Scotsman Obituaries: Jimmy Buffett, US singer-songwriter who parlayed hedonistic lifestyle into a business empire
Jimmy Buffett turned his hedonistic lifestyle into a billion-dollar business, firstly as a singer-songwriter, with songs celebrating margarita cocktails and cheeseburgers, sex and the beach life, and then as an entrepreneur, selling much the same lifestyle as his songs.
Buffett was much bigger in the US than the UK, but even there he had only one Top Ten hit, Margaritaville, which lent its name to his chain of restaurants, hotels and stores. He developed a devoted following for his music, which blended soft rock and country with a laid-back Caribbean attitude.
Buffett was an almost cult figure in the music world. There is a song called It’s Five O’Clock Somewhere (a title that tries to justify early afternoon drinking) with the lines: “I could pay off my tab, pour myself in a cab/And be back to work before two/But at a moment like this I can't help but wonder/ What would Jimmy Buffett do?”
There is an early recording of American singer-songwriter Alan Jackson singing it in concert and at that point Buffett wanders in from the wings to rapturous applause.
Buffett’s fans were nicknamed Parrot Heads, a play on Deadheads, the name adopted by devotees of the Grateful Dead.
As if it were not enough being an almost cult figure in the music world and a highly successful businessman, with his own brands of tequila, leisurewear and even furniture, Buffett was also a best-selling author. He belongs to an elite club of just six writers, including John Steinbeck and Ernest Hemingway, who have topped both the New York Times fiction and non-fiction best-seller charts.
He was born James William Buffett on Christmas Day 1946, in Pascagoula, Mississippi, but he grew up mainly in Alabama, where his parents both worked in white-collar jobs with the Alabama Drydock and Shipbuilding Company.
He studied History at university, lived for a while in New Orleans, playing guitar and singing in local venues, and then moved to Nashville, where he wrote for Billboard magazine and recorded his first album Down to Earth. It was an apt title, for it never really got off the launch pad. It came out in 1970 and reportedly sold only 324 copies.
The following year he relocated to the island of Key West on the southern edge of Florida, where he played in local bars, hired himself out to crew on yachts and enjoyed the beach life.
It was Buffett’s seventh album, Changes in Latitudes, Changes in Attitudes, that finally provided him with a hit single, but more importantly broke him in the album charts and defined his style in the public’s mind. His music was dubbed Gulf and Western.
“When I found Key West and the Caribbean, I wasn’t really successful yet,” he said. “But I found a lifestyle and I knew that whatever I did would have to work around my lifestyle.”
That lifestyle and attitude were reflected in such feelgood numbers as Cheeseburger in Paradise and Why Don’t We Get Drunk, aka Why Don’t We Get Drunk and Screw, and in more reflective songs such as A Pirate Looks at Forty and Son of a Son of a Sailor.
His grandfather had been a sailor and Buffett felt the sea in his blood. He was a keen yachtsman and flyer and would fly himself to gigs in his own plane.
In 1994 he crashed into the sea off Nantucket in Massachusetts and swam ashore. A few years later he was flying with Bono over Jamaica and was shot at by police who thought they were drug smugglers.
Buffett admitted he had done his share of hard drinking and “hard drugging”, but insisted that by that time he had moved on. “I could wind up like a lot of my friends did, burned out or dead,” he told the Washington Post in 1989. “I’m not old, but I’m getting older.”
With the increasing commercialisation of the Florida Keys, Buffett opted in later years to spend much of his time on St Barts, a French island in the Caribbean, though he also had houses in Florida and New York State.
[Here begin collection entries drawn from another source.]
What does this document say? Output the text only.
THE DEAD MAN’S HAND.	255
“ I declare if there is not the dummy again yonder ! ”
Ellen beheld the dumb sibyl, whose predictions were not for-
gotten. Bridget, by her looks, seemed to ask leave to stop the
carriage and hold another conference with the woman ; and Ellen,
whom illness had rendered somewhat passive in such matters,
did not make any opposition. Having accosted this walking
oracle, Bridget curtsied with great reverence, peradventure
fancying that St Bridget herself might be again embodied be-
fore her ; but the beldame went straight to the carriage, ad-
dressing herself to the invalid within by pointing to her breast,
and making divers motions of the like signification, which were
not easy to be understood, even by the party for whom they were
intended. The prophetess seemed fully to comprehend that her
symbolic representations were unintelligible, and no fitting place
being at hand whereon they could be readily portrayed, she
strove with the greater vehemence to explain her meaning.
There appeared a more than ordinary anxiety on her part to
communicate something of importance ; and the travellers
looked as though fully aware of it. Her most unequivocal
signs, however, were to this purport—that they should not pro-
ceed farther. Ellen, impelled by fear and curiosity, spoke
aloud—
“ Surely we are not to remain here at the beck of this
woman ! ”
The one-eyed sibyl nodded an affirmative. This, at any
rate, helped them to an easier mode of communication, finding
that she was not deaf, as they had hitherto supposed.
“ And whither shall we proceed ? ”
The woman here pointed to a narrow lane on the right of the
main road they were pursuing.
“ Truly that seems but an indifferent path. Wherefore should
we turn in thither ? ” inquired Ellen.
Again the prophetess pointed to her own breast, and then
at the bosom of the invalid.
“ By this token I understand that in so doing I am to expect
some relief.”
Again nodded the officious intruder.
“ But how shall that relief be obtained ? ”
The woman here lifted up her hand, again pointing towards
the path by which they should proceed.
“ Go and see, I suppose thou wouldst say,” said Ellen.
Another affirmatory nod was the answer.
Increasingly he focused on his business interests and spent a chunk of his profits on environmental causes and initiatives. His businesses also included a radio station, again tapping into the success of his one Top Ten single, in the title Radio Margaritaville.
Buffett said fans would often ask him Where is Margaritaville?, a question he turned into the title of a short story in his bestselling collection Tales from Margaritaville. But Margaritaville was never so much a place as a lifestyle, an attitude of mind.
Buffett was diagnosed with a rare form of skin cancer about four years ago. His first marriage had been short-lived and ended in divorce. He is survived by his second wife Jane and by their three children.